# Clustering times series data with SQL¶

The data

The data in the example cases have these columns:

• Time column time
• One or more columns for engine heat in celcius degrees.

An increase of 1 in the time column equals 1 hour. Each case has 3 days of data.

The value in the engine heat column increases by time when the engine is running.
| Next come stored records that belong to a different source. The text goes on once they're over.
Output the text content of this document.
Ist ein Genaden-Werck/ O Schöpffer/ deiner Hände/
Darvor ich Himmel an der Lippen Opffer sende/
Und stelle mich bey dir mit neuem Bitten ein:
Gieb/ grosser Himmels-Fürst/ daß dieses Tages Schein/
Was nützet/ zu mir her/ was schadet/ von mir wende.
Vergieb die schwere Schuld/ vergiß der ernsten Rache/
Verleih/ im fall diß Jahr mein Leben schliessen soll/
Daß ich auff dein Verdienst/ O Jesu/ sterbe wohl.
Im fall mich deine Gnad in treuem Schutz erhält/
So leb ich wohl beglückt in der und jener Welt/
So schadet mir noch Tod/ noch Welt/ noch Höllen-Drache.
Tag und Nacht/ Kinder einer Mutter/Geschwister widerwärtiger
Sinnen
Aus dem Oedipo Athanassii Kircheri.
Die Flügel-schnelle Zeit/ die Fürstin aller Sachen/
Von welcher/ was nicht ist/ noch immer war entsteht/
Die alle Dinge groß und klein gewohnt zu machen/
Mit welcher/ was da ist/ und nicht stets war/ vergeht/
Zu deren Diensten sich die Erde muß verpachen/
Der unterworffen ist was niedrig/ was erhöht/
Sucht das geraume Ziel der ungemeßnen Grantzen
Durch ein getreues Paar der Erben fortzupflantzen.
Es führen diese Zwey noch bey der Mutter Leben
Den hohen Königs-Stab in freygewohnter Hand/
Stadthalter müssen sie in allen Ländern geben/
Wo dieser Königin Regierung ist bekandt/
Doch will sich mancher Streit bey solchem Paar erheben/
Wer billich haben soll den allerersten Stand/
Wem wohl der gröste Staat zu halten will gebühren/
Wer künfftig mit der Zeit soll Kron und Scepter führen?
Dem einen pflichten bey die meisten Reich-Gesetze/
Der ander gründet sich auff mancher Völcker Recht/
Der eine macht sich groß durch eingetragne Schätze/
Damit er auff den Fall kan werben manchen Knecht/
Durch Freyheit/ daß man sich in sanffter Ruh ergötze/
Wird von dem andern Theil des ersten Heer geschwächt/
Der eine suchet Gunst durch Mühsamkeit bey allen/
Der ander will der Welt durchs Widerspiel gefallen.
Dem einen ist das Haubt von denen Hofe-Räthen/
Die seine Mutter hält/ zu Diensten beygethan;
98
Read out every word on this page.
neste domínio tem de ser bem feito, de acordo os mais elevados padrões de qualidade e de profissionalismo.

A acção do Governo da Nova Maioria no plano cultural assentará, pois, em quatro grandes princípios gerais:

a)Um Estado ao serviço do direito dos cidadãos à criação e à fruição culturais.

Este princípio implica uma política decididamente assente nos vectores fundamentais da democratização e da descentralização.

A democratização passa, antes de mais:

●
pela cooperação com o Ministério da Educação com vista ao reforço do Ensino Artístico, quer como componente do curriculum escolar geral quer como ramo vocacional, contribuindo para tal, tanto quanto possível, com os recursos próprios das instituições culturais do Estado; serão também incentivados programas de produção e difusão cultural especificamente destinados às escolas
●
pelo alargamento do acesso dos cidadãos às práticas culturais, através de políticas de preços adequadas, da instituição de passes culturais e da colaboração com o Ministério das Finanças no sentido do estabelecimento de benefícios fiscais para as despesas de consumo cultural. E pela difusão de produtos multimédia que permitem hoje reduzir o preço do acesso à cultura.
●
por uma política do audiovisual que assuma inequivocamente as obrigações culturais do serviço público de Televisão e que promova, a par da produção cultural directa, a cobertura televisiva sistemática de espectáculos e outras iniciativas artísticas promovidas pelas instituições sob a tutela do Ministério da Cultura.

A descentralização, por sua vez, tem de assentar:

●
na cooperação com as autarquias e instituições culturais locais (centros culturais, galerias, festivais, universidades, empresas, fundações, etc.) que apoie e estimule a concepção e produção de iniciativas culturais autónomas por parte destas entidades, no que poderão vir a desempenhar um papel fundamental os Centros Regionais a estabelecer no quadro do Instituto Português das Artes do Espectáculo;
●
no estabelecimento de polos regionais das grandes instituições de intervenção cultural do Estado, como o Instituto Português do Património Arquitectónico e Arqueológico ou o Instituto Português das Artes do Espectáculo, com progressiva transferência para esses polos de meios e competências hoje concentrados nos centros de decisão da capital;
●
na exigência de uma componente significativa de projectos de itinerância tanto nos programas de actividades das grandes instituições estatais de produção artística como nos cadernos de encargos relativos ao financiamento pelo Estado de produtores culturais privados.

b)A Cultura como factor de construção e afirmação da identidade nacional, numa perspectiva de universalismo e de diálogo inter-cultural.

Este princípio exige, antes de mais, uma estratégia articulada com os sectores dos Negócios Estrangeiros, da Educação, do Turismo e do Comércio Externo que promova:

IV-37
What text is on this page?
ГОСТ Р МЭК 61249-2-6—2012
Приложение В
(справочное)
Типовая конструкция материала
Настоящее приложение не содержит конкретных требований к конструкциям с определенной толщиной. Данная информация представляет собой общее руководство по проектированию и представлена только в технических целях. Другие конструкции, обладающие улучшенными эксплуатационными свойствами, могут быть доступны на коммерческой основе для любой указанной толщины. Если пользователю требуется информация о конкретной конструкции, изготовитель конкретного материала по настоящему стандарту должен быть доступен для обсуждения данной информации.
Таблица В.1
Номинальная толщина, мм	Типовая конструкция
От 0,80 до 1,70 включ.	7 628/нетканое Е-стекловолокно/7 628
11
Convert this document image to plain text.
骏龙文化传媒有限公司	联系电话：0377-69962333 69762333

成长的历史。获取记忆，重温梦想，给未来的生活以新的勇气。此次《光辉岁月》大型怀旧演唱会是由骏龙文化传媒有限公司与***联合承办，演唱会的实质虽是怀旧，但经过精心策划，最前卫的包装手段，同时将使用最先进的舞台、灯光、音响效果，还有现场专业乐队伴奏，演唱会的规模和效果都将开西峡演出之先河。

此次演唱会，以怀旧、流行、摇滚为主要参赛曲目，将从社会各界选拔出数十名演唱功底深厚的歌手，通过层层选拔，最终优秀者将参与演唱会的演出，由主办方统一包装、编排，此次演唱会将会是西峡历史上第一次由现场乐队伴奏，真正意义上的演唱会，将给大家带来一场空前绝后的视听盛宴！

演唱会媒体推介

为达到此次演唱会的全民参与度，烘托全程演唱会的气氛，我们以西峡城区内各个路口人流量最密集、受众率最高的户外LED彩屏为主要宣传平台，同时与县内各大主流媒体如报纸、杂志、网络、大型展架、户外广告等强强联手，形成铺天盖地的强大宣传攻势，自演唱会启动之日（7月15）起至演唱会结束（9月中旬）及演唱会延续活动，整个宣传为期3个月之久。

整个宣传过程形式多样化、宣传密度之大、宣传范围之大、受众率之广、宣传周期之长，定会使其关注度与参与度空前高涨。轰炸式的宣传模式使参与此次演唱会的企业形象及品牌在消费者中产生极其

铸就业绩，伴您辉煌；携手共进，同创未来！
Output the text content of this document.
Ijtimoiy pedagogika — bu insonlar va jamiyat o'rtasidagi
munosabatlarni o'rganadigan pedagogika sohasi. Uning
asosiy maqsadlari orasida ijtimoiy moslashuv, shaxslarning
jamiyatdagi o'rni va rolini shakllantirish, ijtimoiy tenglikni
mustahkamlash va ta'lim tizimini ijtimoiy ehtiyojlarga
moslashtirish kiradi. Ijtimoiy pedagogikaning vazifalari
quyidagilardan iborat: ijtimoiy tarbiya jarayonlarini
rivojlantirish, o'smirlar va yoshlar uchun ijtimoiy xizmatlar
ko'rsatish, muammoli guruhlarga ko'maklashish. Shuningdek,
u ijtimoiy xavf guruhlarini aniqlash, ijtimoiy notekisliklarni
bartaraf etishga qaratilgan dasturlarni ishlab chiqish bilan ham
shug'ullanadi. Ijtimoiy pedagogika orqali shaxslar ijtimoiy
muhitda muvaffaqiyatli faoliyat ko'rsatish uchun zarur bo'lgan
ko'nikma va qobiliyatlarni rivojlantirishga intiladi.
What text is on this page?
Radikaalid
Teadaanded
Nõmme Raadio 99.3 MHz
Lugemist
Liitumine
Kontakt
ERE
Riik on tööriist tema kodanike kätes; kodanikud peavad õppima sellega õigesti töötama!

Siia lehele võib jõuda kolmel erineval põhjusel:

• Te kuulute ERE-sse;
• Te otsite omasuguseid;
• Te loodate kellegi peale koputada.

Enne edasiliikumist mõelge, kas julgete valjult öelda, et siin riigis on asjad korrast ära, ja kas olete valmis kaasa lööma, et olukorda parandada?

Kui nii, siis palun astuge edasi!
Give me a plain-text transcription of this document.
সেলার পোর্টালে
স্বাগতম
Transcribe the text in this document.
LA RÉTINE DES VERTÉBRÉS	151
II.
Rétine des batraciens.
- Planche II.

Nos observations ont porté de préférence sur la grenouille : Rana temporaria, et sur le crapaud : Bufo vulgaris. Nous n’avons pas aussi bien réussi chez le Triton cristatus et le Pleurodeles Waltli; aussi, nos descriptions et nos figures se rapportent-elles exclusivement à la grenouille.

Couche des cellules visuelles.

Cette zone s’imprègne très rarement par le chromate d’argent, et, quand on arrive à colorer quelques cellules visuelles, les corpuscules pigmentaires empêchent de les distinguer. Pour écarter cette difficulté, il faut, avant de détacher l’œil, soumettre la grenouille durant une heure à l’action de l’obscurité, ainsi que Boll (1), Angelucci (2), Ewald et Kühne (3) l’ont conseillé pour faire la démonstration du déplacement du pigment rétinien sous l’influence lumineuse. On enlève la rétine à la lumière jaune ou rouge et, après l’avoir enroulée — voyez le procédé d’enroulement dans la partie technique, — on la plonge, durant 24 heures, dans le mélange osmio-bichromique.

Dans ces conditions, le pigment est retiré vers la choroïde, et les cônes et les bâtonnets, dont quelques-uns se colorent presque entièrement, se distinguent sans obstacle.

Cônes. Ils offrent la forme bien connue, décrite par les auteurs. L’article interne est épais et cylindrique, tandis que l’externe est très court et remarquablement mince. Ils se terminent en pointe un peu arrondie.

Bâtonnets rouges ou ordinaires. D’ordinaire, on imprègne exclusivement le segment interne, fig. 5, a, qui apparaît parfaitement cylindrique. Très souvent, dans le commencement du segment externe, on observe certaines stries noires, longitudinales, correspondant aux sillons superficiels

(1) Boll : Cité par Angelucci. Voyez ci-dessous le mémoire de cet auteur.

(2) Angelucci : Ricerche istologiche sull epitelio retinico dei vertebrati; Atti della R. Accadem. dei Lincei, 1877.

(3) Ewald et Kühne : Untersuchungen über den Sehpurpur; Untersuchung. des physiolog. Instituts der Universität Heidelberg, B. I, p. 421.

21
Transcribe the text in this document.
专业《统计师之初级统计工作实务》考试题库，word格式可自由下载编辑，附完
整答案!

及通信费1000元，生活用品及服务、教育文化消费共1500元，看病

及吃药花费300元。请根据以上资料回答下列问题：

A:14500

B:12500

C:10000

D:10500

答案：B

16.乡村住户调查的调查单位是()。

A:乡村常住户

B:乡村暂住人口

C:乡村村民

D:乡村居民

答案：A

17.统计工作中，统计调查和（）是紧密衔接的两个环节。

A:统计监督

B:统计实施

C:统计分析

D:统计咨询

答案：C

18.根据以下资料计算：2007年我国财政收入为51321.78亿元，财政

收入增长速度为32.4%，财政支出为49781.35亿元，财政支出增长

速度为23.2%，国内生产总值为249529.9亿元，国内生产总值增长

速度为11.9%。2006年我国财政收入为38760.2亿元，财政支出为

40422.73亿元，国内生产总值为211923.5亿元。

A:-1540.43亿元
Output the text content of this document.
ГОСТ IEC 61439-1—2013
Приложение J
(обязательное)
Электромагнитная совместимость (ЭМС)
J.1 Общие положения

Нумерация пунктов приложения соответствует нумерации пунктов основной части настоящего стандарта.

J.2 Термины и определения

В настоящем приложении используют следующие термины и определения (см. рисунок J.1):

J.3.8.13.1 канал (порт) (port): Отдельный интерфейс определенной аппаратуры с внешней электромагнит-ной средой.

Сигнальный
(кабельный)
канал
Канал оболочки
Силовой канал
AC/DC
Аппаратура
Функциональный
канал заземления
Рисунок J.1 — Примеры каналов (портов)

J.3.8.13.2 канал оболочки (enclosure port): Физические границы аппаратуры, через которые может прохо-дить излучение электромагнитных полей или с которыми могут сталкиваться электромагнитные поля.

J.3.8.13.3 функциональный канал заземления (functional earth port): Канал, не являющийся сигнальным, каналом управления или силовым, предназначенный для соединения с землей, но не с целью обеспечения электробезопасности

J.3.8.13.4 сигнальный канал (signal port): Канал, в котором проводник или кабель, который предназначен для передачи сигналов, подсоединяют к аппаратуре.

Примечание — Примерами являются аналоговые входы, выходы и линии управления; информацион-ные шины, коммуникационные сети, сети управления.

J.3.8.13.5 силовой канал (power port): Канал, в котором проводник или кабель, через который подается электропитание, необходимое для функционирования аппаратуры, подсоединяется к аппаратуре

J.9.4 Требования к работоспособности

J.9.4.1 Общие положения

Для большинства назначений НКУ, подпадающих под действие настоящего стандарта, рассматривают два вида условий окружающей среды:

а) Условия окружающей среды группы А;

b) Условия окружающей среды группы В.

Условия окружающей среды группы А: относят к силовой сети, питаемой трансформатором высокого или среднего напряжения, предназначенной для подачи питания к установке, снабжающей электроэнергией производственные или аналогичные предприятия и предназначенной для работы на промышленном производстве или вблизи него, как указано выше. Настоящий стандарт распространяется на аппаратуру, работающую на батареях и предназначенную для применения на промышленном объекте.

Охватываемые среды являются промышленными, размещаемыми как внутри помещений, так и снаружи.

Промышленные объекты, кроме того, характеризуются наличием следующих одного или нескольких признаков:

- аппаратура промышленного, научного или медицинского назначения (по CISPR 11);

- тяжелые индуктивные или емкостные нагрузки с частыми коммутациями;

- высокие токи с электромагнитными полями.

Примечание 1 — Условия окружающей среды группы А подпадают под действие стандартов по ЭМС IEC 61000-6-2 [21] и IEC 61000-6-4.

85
Once the temperature raises to a certain level, the system automatically switces to secondary engine.

The case

This info should be extracted from the data in this imaginary case:

• Identify the cluster id for each observation
• Count the number of engine switches (clusters) in the data
• Calculate the number of observations between each engine switch

For one reason or another the engine temperature sensor is the only available information. Because of the system limitations SQL is the only possible analytics tool.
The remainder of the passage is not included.